La célèbre mosaïque de la basilique Saint-Apollinaire de Ravenne date de la même époque, au VIe siècle après J.-C., et représente les trois personnages avec leurs noms actuels et habillés à la mode persane.
Nous avons vu que dès le VIe siècle de notre ère, leur nombre était de trois, ce qui semble découler de la déduction logique du nombre de cadeaux apportés à Jésus. Cependant, les Églises arménienne apostolique ou syrienne orthodoxe considèrent toujours que le nombre est de douze, peut-être par assimilation aux douze apôtres chrétiens ou aux douze tribus d'Israël.
Une autre possibilité est que les trois représentent ce qui, dans l'Antiquité tardive, était les trois continents connus, l'Europe, l'Asie et l'Afrique, ou les trois fils de Noé : Sem, Cham et Japhet, ou, plus tard, au Moyen-Âge, ce qui était considéré comme les trois races humaines.

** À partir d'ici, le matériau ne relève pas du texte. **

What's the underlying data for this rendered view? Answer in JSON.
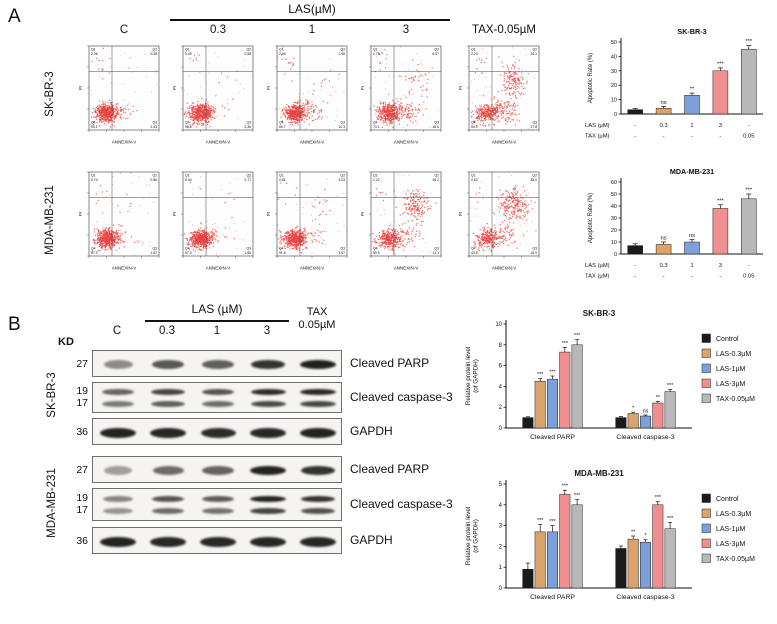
{
  "panels": {
    "a_label": "A",
    "b_label": "B"
  },
  "panel_a": {
    "las_header": "LAS(µM)",
    "col_labels": [
      "C",
      "0.3",
      "1",
      "3"
    ],
    "tax_col_label": "TAX-0.05µM",
    "flow_axis": {
      "x": "ANNEXIN-V",
      "y": "PI"
    },
    "rows": [
      {
        "name": "SK-BR-3",
        "plots": [
          {
            "q1": "2.06",
            "q2": "0.38",
            "q3": "2.43",
            "q4": "95.1"
          },
          {
            "q1": "0.49",
            "q2": "0.58",
            "q3": "2.36",
            "q4": "96.6"
          },
          {
            "q1": "2.06",
            "q2": "1.98",
            "q3": "10.3",
            "q4": "85.7"
          },
          {
            "q1": "1.75",
            "q2": "6.57",
            "q3": "18.6",
            "q4": "73.1"
          },
          {
            "q1": "2.23",
            "q2": "25.1",
            "q3": "17.8",
            "q4": "54.9"
          }
        ]
      },
      {
        "name": "MDA-MB-231",
        "plots": [
          {
            "q1": "0.74",
            "q2": "0.96",
            "q3": "1.67",
            "q4": "97.3"
          },
          {
            "q1": "0.34",
            "q2": "0.77",
            "q3": "1.66",
            "q4": "97.3"
          },
          {
            "q1": "0.81",
            "q2": "4.03",
            "q3": "3.67",
            "q4": "91.5"
          },
          {
            "q1": "1.22",
            "q2": "28.2",
            "q3": "11.1",
            "q4": "59.5"
          },
          {
            "q1": "0.62",
            "q2": "38.0",
            "q3": "16.9",
            "q4": "43.8"
          }
        ]
      }
    ]
  },
  "panel_b": {
    "las_header": "LAS (µM)",
    "kd_label": "KD",
    "lane_labels": [
      "C",
      "0.3",
      "1",
      "3"
    ],
    "tax_lane_label": [
      "TAX",
      "0.05µM"
    ],
    "groups": [
      {
        "name": "SK-BR-3",
        "blots": [
          {
            "kd": [
              "27"
            ],
            "protein": "Cleaved PARP",
            "double": false,
            "intensities": [
              0.3,
              0.62,
              0.58,
              0.85,
              0.97
            ]
          },
          {
            "kd": [
              "19",
              "17"
            ],
            "protein": "Cleaved caspase-3",
            "double": true,
            "intensities": [
              0.55,
              0.75,
              0.65,
              0.9,
              0.92
            ]
          },
          {
            "kd": [
              "36"
            ],
            "protein": "GAPDH",
            "double": false,
            "intensities": [
              0.95,
              0.93,
              0.9,
              0.93,
              0.95
            ]
          }
        ]
      },
      {
        "name": "MDA-MB-231",
        "blots": [
          {
            "kd": [
              "27"
            ],
            "protein": "Cleaved PARP",
            "double": false,
            "intensities": [
              0.18,
              0.5,
              0.55,
              0.95,
              0.85
            ]
          },
          {
            "kd": [
              "19",
              "17"
            ],
            "protein": "Cleaved caspase-3",
            "double": true,
            "intensities": [
              0.35,
              0.65,
              0.6,
              0.95,
              0.85
            ]
          },
          {
            "kd": [
              "36"
            ],
            "protein": "GAPDH",
            "double": false,
            "intensities": [
              0.95,
              0.92,
              0.92,
              0.93,
              0.93
            ]
          }
        ]
      }
    ]
  },
  "chart_data": [
    {
      "id": "apoptosis-skbr3",
      "type": "bar",
      "title": "SK-BR-3",
      "ylabel": "Apoptotic Rate (%)",
      "ylim": [
        0,
        50
      ],
      "yticks": [
        0,
        10,
        20,
        30,
        40,
        50
      ],
      "values": [
        3,
        4,
        13,
        30,
        45
      ],
      "errors": [
        0.8,
        1.2,
        1.5,
        2,
        2.5
      ],
      "sig": [
        "",
        "ns",
        "**",
        "***",
        "***"
      ],
      "bar_colors": [
        "#1a1a1a",
        "#d9a36a",
        "#7e9fd8",
        "#ef8f8f",
        "#b8b8b8"
      ],
      "dose_rows": [
        {
          "label": "LAS (µM)",
          "values": [
            "-",
            "0.3",
            "1",
            "3",
            "-"
          ]
        },
        {
          "label": "TAX (µM)",
          "values": [
            "-",
            "-",
            "-",
            "-",
            "0.05"
          ]
        }
      ]
    },
    {
      "id": "apoptosis-mdamb231",
      "type": "bar",
      "title": "MDA-MB-231",
      "ylabel": "Apoptotic Rate (%)",
      "ylim": [
        0,
        60
      ],
      "yticks": [
        0,
        10,
        20,
        30,
        40,
        50,
        60
      ],
      "values": [
        7,
        8,
        10,
        38,
        46
      ],
      "errors": [
        1.5,
        2,
        2,
        3,
        4
      ],
      "sig": [
        "",
        "ns",
        "ns",
        "***",
        "***"
      ],
      "bar_colors": [
        "#1a1a1a",
        "#d9a36a",
        "#7e9fd8",
        "#ef8f8f",
        "#b8b8b8"
      ],
      "dose_rows": [
        {
          "label": "LAS (µM)",
          "values": [
            "-",
            "0.3",
            "1",
            "3",
            "-"
          ]
        },
        {
          "label": "TAX (µM)",
          "values": [
            "-",
            "-",
            "-",
            "-",
            "0.05"
          ]
        }
      ]
    },
    {
      "id": "protein-skbr3",
      "type": "grouped-bar",
      "title": "SK-BR-3",
      "ylabel": [
        "Relative protein level",
        "(of GAPDH)"
      ],
      "ylim": [
        0,
        10
      ],
      "yticks": [
        0,
        2,
        4,
        6,
        8,
        10
      ],
      "categories": [
        "Cleaved PARP",
        "Cleaved caspase-3"
      ],
      "series": [
        {
          "name": "Control",
          "color": "#1a1a1a",
          "values": [
            1.0,
            1.0
          ],
          "errors": [
            0.08,
            0.1
          ],
          "sig": [
            "",
            ""
          ]
        },
        {
          "name": "LAS-0.3µM",
          "color": "#d9a36a",
          "values": [
            4.5,
            1.4
          ],
          "errors": [
            0.25,
            0.12
          ],
          "sig": [
            "***",
            "*"
          ]
        },
        {
          "name": "LAS-1µM",
          "color": "#7e9fd8",
          "values": [
            4.7,
            1.15
          ],
          "errors": [
            0.3,
            0.1
          ],
          "sig": [
            "***",
            "ns"
          ]
        },
        {
          "name": "LAS-3µM",
          "color": "#ef8f8f",
          "values": [
            7.3,
            2.4
          ],
          "errors": [
            0.45,
            0.15
          ],
          "sig": [
            "***",
            "**"
          ]
        },
        {
          "name": "TAX-0.05µM",
          "color": "#b8b8b8",
          "values": [
            8.0,
            3.5
          ],
          "errors": [
            0.5,
            0.2
          ],
          "sig": [
            "***",
            "***"
          ]
        }
      ]
    },
    {
      "id": "protein-mdamb231",
      "type": "grouped-bar",
      "title": "MDA-MB-231",
      "ylabel": [
        "Relative protein level",
        "(of GAPDH)"
      ],
      "ylim": [
        0,
        5
      ],
      "yticks": [
        0,
        1,
        2,
        3,
        4,
        5
      ],
      "categories": [
        "Cleaved PARP",
        "Cleaved caspase-3"
      ],
      "series": [
        {
          "name": "Control",
          "color": "#1a1a1a",
          "values": [
            0.9,
            1.9
          ],
          "errors": [
            0.3,
            0.12
          ],
          "sig": [
            "",
            ""
          ]
        },
        {
          "name": "LAS-0.3µM",
          "color": "#d9a36a",
          "values": [
            2.7,
            2.35
          ],
          "errors": [
            0.35,
            0.15
          ],
          "sig": [
            "***",
            "**"
          ]
        },
        {
          "name": "LAS-1µM",
          "color": "#7e9fd8",
          "values": [
            2.7,
            2.2
          ],
          "errors": [
            0.3,
            0.12
          ],
          "sig": [
            "***",
            "*"
          ]
        },
        {
          "name": "LAS-3µM",
          "color": "#ef8f8f",
          "values": [
            4.5,
            4.0
          ],
          "errors": [
            0.2,
            0.15
          ],
          "sig": [
            "***",
            "***"
          ]
        },
        {
          "name": "TAX-0.05µM",
          "color": "#b8b8b8",
          "values": [
            4.0,
            2.85
          ],
          "errors": [
            0.25,
            0.3
          ],
          "sig": [
            "***",
            "***"
          ]
        }
      ]
    }
  ]
}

En ce sens, il faut noter que c'est à partir du XVe siècle que Balthasar a commencé à être assimilé à l'homme noir.
Dans l'Évangile de Matthieu, ils sont appelés, dans sa version grecque, magoi (μάγοι), d'où leur statut de "mages" dans notre tradition. Mais les mages, dans leur sens originel, n'étaient que la caste sacerdotale zoroastrienne, dont les membres, au-delà des vicissitudes dynastiques, ont toujours maintenu sur leurs dominions (la Perse ; et plus précisément à cette époque, l'Empire parthe) leur influence religieuse, et comptaient l'astrologie parmi leurs activités.

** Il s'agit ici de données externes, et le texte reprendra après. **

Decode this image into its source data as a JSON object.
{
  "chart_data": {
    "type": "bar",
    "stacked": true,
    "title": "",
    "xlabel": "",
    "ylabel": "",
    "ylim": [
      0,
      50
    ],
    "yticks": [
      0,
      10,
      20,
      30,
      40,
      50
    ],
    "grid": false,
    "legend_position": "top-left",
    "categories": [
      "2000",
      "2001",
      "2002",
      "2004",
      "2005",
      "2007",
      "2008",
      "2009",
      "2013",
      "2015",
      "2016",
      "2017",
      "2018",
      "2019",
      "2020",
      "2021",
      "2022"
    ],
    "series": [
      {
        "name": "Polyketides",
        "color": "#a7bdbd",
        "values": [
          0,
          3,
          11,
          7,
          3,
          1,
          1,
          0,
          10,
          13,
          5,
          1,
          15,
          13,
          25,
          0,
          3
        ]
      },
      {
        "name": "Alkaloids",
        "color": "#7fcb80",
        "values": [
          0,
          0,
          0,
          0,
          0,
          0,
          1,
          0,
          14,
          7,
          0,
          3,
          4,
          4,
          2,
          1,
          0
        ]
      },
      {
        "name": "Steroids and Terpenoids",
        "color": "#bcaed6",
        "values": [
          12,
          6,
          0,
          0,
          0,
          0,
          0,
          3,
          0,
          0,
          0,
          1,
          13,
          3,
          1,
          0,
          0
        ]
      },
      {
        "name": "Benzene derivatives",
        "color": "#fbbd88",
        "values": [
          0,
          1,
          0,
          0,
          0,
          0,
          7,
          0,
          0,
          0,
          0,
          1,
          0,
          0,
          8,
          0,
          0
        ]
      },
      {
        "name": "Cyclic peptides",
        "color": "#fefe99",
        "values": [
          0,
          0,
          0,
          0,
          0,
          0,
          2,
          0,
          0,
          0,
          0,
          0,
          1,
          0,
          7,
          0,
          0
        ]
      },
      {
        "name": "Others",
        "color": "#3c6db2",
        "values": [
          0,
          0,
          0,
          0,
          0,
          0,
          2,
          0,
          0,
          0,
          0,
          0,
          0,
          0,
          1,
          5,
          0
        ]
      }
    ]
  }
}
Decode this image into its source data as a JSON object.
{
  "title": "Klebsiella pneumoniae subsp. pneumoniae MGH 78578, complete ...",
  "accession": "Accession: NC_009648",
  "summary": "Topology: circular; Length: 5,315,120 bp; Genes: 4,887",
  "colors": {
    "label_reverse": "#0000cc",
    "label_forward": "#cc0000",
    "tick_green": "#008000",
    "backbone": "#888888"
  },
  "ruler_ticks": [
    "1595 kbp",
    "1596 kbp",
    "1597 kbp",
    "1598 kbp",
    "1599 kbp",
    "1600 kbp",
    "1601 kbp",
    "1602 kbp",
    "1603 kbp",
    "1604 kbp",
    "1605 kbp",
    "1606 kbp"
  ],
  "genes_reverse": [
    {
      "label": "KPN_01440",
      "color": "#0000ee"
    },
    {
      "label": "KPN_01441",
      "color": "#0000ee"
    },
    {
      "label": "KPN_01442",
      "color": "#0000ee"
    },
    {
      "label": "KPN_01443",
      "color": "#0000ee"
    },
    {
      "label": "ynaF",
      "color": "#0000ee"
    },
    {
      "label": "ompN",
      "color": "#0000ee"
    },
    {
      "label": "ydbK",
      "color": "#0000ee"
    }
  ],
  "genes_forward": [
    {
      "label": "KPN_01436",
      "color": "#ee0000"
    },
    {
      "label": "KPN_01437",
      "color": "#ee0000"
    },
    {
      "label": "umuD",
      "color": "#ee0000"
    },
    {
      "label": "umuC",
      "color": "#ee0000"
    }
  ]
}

La raison pour laquelle ils sont devenus "rois" dans la tradition chrétienne semble être liée à d'anciennes prophéties juives telles que celles exprimées dans Isaïe 60:3, qui dit que "(...) les nations marcheront à ta lumière, et les rois à la clarté de ton lever", et qui continue au verset 6 en disant qu'"une multitude de chameaux te couvrira, des dromadaires de Madian et d'Epha, tous ceux de Saba viendront, ils apporteront de l'or et de l'encens". Ou encore dans le Psaume 72, 11, qui affirme que "tous les rois se prosterneront devant lui". Il semble logique de s'approprier ces prophéties pour donner du relief à Jésus, en le qualifiant comme celui qui, dès sa naissance, est au-dessus des rois terrestres. C'est ainsi que les astrologues sont devenus rois.
Et où ces trois rois se sont-ils retrouvés ? Dans l'une des plus grandes cathédrales du monde, celle de Cologne. Et ce, bien que Marco Polo lui-même, en 1270, ait affirmé que ses voyages lui avaient montré leur tombeau au sud de Téhéran (Iran).

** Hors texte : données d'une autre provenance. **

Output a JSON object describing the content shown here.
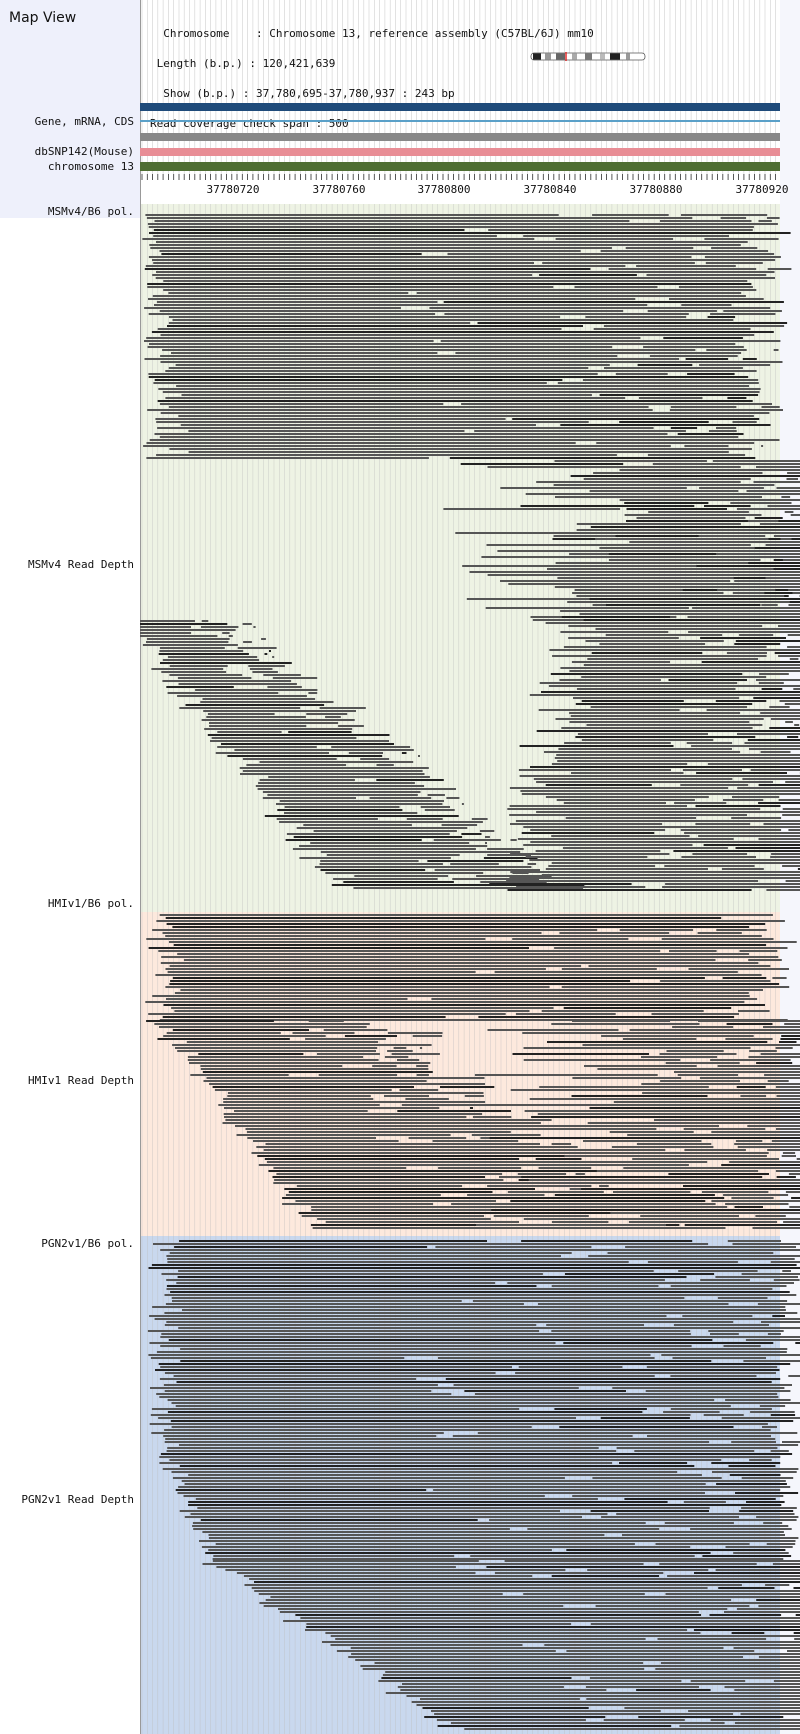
{
  "title": "Map View",
  "info": {
    "lines": [
      "  Chromosome    : Chromosome 13, reference assembly (C57BL/6J) mm10",
      " Length (b.p.) : 120,421,639",
      "  Show (b.p.) : 37,780,695-37,780,937 : 243 bp",
      "Read coverage check span : 500"
    ]
  },
  "tracks": {
    "gene": "Gene, mRNA, CDS",
    "snp": "dbSNP142(Mouse)",
    "chrom": "chromosome 13"
  },
  "axis": {
    "ticks": [
      "37780720",
      "37780760",
      "37780800",
      "37780840",
      "37780880",
      "37780920"
    ]
  },
  "panels": [
    {
      "pol_label": "MSMv4/B6 pol.",
      "depth_label": "MSMv4 Read Depth",
      "bg": "#eef3e4"
    },
    {
      "pol_label": "HMIv1/B6 pol.",
      "depth_label": "HMIv1 Read Depth",
      "bg": "#fde9dd"
    },
    {
      "pol_label": "PGN2v1/B6 pol.",
      "depth_label": "PGN2v1 Read Depth",
      "bg": "#c9d8ee"
    }
  ],
  "colors": {
    "left_panel": "#eef0fb",
    "gene_bar": "#1f4b7a",
    "mrna_line": "#5aa0c8",
    "cds_bar": "#888888",
    "snp_bar": "#e88d95",
    "chrom_bar": "#4f6e33",
    "read": "#555555",
    "read_dark": "#222222",
    "grid": "#bcbcbc"
  }
}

Une autre tradition chrétienne explique comment ses ossements se sont retrouvés en Allemagne. On suppose que c'est Hélène, mère de l'empereur Constantin, qui les a trouvés lors de ses voyages en Palestine à la recherche de reliques - la plus importante étant sans doute la croix sur laquelle Jésus a été crucifié. De là, elle les amena à Sainte-Sophie de Constantinople, d'où elles furent transportées à Milan, puis à Cologne par l'empereur germano-romain Frédéric Ier Barberousse en 1164.
Une sacrée marche pour les Rois Mages. Presque aussi longue que celle qu'ils feront, le 5, pour arriver chez nous. Nous espérons qu'ils vous apporteront de nombreux cadeaux, signe que vous vous êtes bien comportés.